Don’t get me wrong — women can enjoy dumb action blockbusters as much as I enjoy romantic comedies. None of us are so narrowly defined by our gender stereotypes. But Hollywood marketing often behaves as if that's the case, as if the only properties in its vaults worth bringing back to life are the ones that platoons of men might dutifully march off to consume.
There are a lot of obvious problems with nostalgia for nostalgia’s sake. It coasts on previous emotion, and it’s too often cheap. But it’s also a powerful experience to sit in a room filled with fans of a property and feel as if you’re part of a community of like-minded individuals. So why does Hollywood so often relegate this experience solely to men?
The Gilmore Girls reunion was a tribute to the power of women's nostalgia
Lauren Graham (left) and Alexis Bledel talk about their memories of the show at the Gilmore Girls reunion panel. (Jack Plunkett/Austin TV Festival)
This is where the Austin TV Festival comes in. ATX (as it’s called by its attendees) is one of the few events out there that specifically mines the nostalgia of women and, even more specifically, a generation of women who spent lots of time watching the long-gone WB network (which aired Gilmore Girls, Dawson’s Creek, and Buffy, among others) as teenagers and college students.
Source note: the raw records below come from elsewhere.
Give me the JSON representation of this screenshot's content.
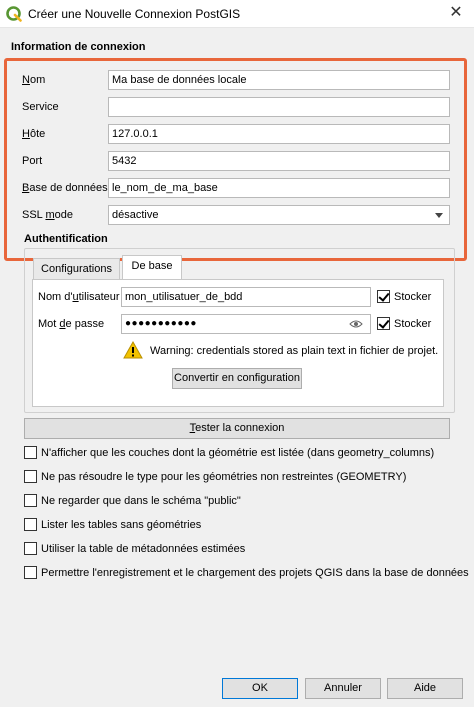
{
  "window": {
    "title": "Créer une Nouvelle Connexion PostGIS",
    "close": "✕"
  },
  "connection": {
    "group_title": "Information de connexion",
    "fields": [
      {
        "key": "name",
        "label": "Nom",
        "underline": "N",
        "rest": "om",
        "value": "Ma base de données locale"
      },
      {
        "key": "service",
        "label": "Service",
        "underline": "",
        "rest": "Service",
        "value": ""
      },
      {
        "key": "host",
        "label": "Hôte",
        "underline": "H",
        "rest": "ôte",
        "value": "127.0.0.1"
      },
      {
        "key": "port",
        "label": "Port",
        "underline": "",
        "rest": "Port",
        "value": "5432"
      },
      {
        "key": "database",
        "label": "Base de données",
        "underline": "B",
        "rest": "ase de données",
        "value": "le_nom_de_ma_base"
      }
    ],
    "ssl": {
      "label_pre": "SSL ",
      "label_u": "m",
      "label_post": "ode",
      "value": "désactive"
    }
  },
  "auth": {
    "group_title": "Authentification",
    "tabs": [
      "Configurations",
      "De base"
    ],
    "username": {
      "label_pre": "Nom d'",
      "label_u": "u",
      "label_post": "tilisateur",
      "value": "mon_utilisatuer_de_bdd",
      "store_label": "Stocker",
      "store_checked": true
    },
    "password": {
      "label_pre": "Mot ",
      "label_u": "d",
      "label_post": "e passe",
      "value": "●●●●●●●●●●●",
      "store_label": "Stocker",
      "store_checked": true
    },
    "warning": "Warning: credentials stored as plain text in fichier de projet.",
    "convert_button": "Convertir en configuration"
  },
  "test_button": {
    "pre": "",
    "u": "T",
    "post": "ester la connexion"
  },
  "options": [
    {
      "label": "N'afficher que les couches dont la géométrie est listée (dans geometry_columns)",
      "checked": false
    },
    {
      "label": "Ne pas résoudre le type pour les géométries non restreintes (GEOMETRY)",
      "checked": false
    },
    {
      "label": "Ne regarder que dans le schéma \"public\"",
      "checked": false
    },
    {
      "label": "Lister les tables sans géométries",
      "checked": false
    },
    {
      "label": "Utiliser la table de métadonnées estimées",
      "checked": false
    },
    {
      "label": "Permettre l'enregistrement et le chargement des projets QGIS dans la base de données",
      "checked": false
    }
  ],
  "footer": {
    "ok": "OK",
    "cancel": "Annuler",
    "help": "Aide"
  },
  "colors": {
    "highlight": "#e8663b",
    "qgis_green": "#589632",
    "warning": "#f2c200"
  }
}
Take Gilmore Girls. Where else would a full-scale reunion of the show's cast even be attempted? Increasingly, Los Angeles’s annual PaleyFest — the only American TV festival of any real size — focuses on what’s currently on the air, and Gilmore Girls ended in 2007. A reunion certainly wouldn’t play at Comic-Con, where the focus is more on sucking all the nutrients out of geek-friendly properties. No, ATX has found a thriving, profitable niche.
The thing about Gilmore Girls is that it’s specifically about the women who love it — women who are young and college-educated and affluent enough to attend a TV festival and, yes, usually white. It's about relationships between mothers and daughters, or grandmothers and granddaughters, and the men on the show are mostly there to be love interests or wise grandpas.
It’s not that men or others outside the core audience can’t like the show; indeed, it’s one of my favorite TV shows ever made. But it gains that much more power when the viewer can look at, say, bookish, whip-smart teenager Rory Gilmore (Alexis Bledel) and say, "Hey, that’s me up there."
Nostalgia is never just nostalgia for the thing you loved. It’s nostalgia for the person you were, the person who followed Rory and her mother, Lorelai, from high school to college, while making similar moves. It’s about celebrating what you loved and mourning the person you’re not anymore.
If a Gilmore Girls movie is ever made, chances are slim that it will be any good. (Dozens of previous sequels and reboots and remakes back me up on this.) But the value of a reunion for the show is that it lets us live in a world, if only for a night, where the nostalgia factory isn’t endlessly driven by the same seven or eight things, by the assumption that everybody who misses their childhood and adolescence is a man.
The complete run of Gilmore Girls is available on Netflix.